Skip to main content

OpenTelemetry Tracing Integration

Context

Prism's request flow spans multiple components:

  • Client (application)
  • Proxy (Rust) - gRPC server, authentication, routing
  • Plugin (Go/Rust) - Backend-specific protocol implementation
  • Backend (PostgreSQL, Kafka, Redis, etc.) - Data storage

Debugging issues requires understanding the full request path. Without distributed tracing:

  • No visibility into plugin-level operations
  • Can't correlate proxy logs with plugin logs
  • Hard to identify bottlenecks (is it proxy routing? plugin processing? backend query?)
  • No end-to-end latency breakdown

ADR-008 established OpenTelemetry as our observability strategy. This ADR details the implementation of distributed tracing across Rust proxy and Go plugins, with trace context propagation at every hop.

Decision

Implement end-to-end OpenTelemetry tracing across all Prism components:

  1. Rust Proxy: Use tracing + tracing-opentelemetry crates
  2. Go Plugins: Use go.opentelemetry.io/otel in plugin core library
  3. Trace Propagation: W3C Trace Context via gRPC metadata
  4. Plugin Core Integration: Automatic tracing middleware in plugins/core package
  5. Sampling Strategy: Adaptive sampling (100% errors, 100% slow requests, 1% normal)

Rationale

Why End-to-End Tracing?

Problem: Request takes 150ms. Where is the time spent?
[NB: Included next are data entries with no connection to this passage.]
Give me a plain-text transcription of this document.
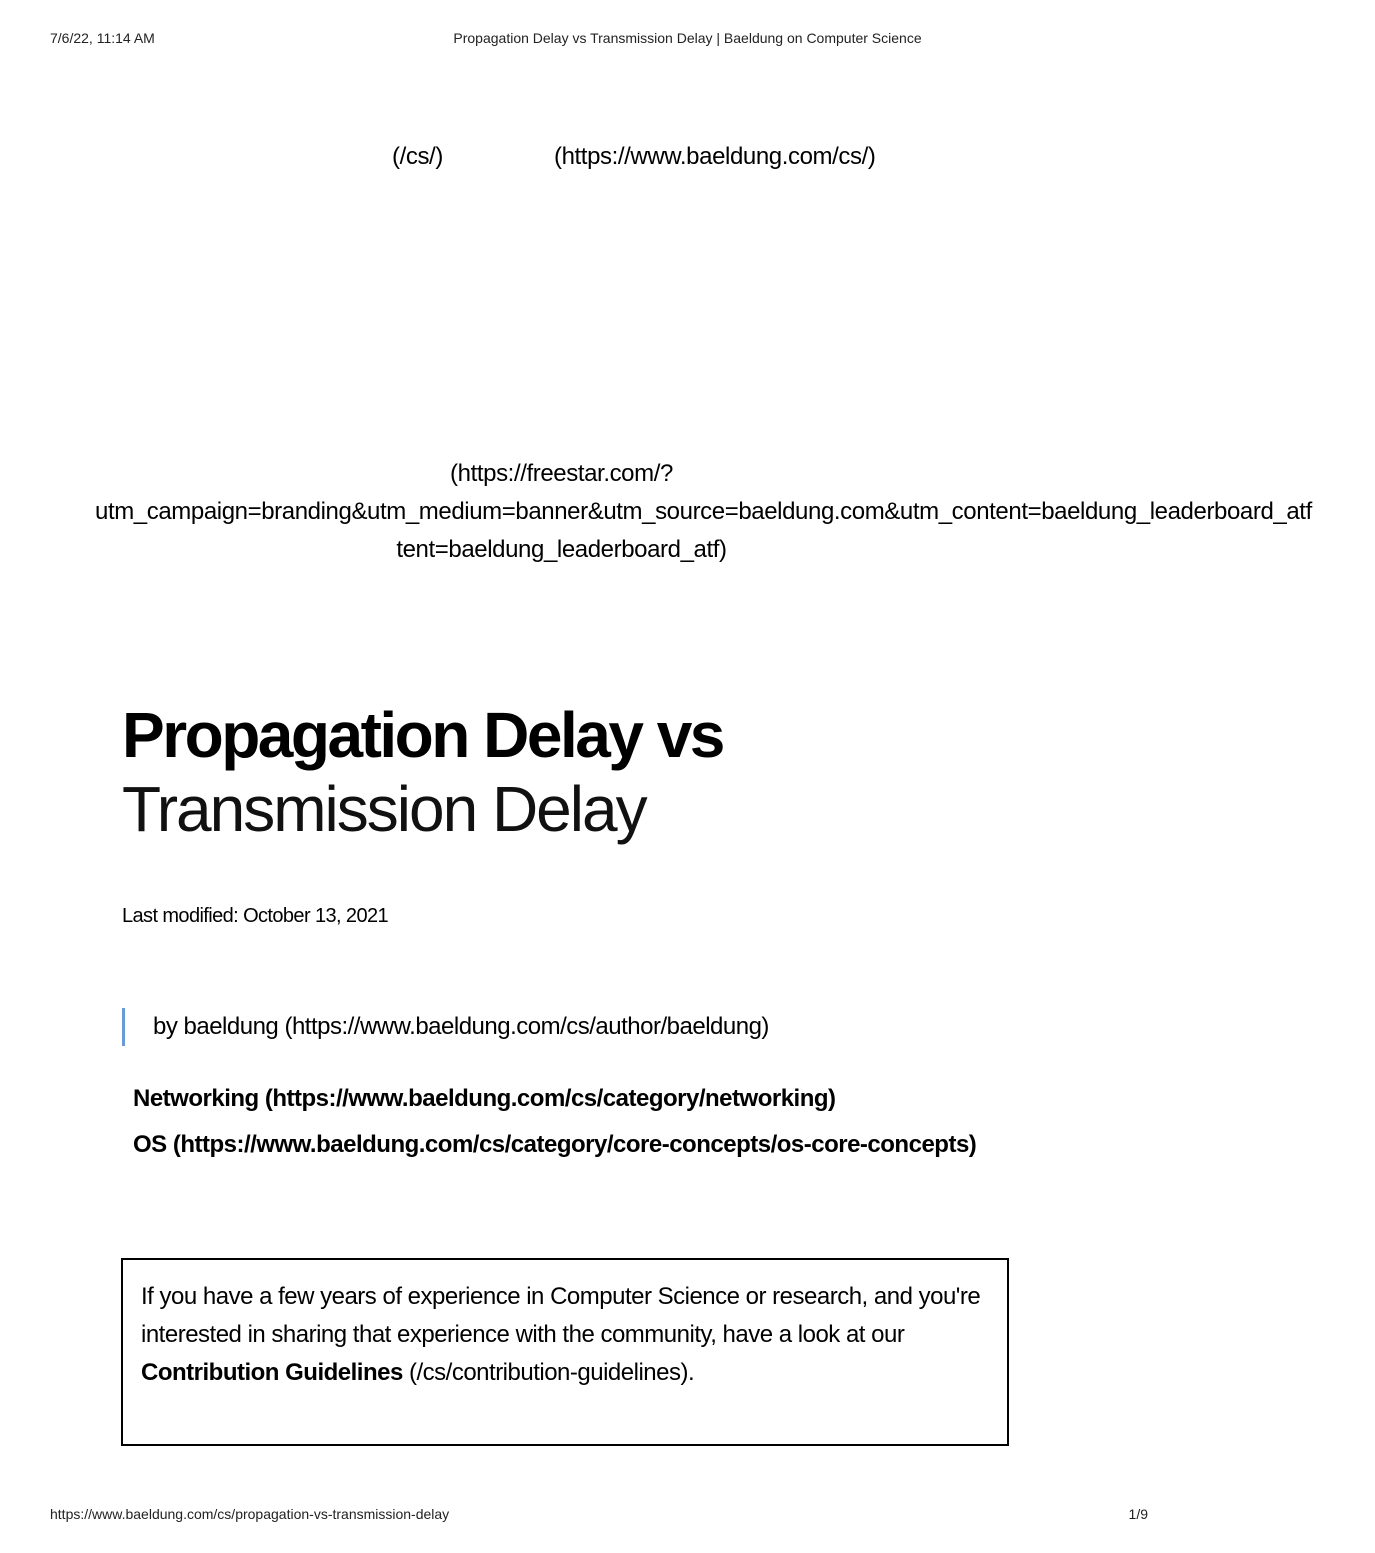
7/6/22, 11:14 AM	Propagation Delay vs Transmission Delay | Baeldung on Computer Science
(/cs/)	(https://www.baeldung.com/cs/)
(https://freestar.com/?
utm_campaign=branding&utm_medium=banner&utm_source=baeldung.com&utm_content=baeldung_leaderboard_atf
tent=baeldung_leaderboard_atf)
Propagation Delay vs
Transmission Delay
Last modified: October 13, 2021
by baeldung (https://www.baeldung.com/cs/author/baeldung)
Networking (https://www.baeldung.com/cs/category/networking)
OS (https://www.baeldung.com/cs/category/core-concepts/os-core-concepts)
If you have a few years of experience in Computer Science or research, and you're interested in sharing that experience with the community, have a look at our Contribution Guidelines (/cs/contribution-guidelines).
https://www.baeldung.com/cs/propagation-vs-transmission-delay	1/9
With tracing: prism.handle_request [150ms total] ├─ prism.auth.verify [5ms] ├─ prism.routing.select_plugin [2ms] ├─ plugin.postgres.execute [140ms] ← Bottleneck found! │ ├─ plugin.pool.acquire [3ms] │ └─ postgres.query [137ms] │ └─ SQL: SELECT * FROM... [135ms] └─ prism.response.serialize [3ms]


### Architecture

sequenceDiagram participant Client participant Proxy as Rust Proxy participant Plugin as Go Plugin participant Backend as Backend (PostgreSQL)

Client->>Proxy: gRPC Request<br/>(traceparent header)
Note over Proxy: Extract trace context<br/>Create root span<br/>trace_id: abc123

Proxy->>Proxy: Auth span<br/>(parent: abc123)
Proxy->>Proxy: Routing span<br/>(parent: abc123)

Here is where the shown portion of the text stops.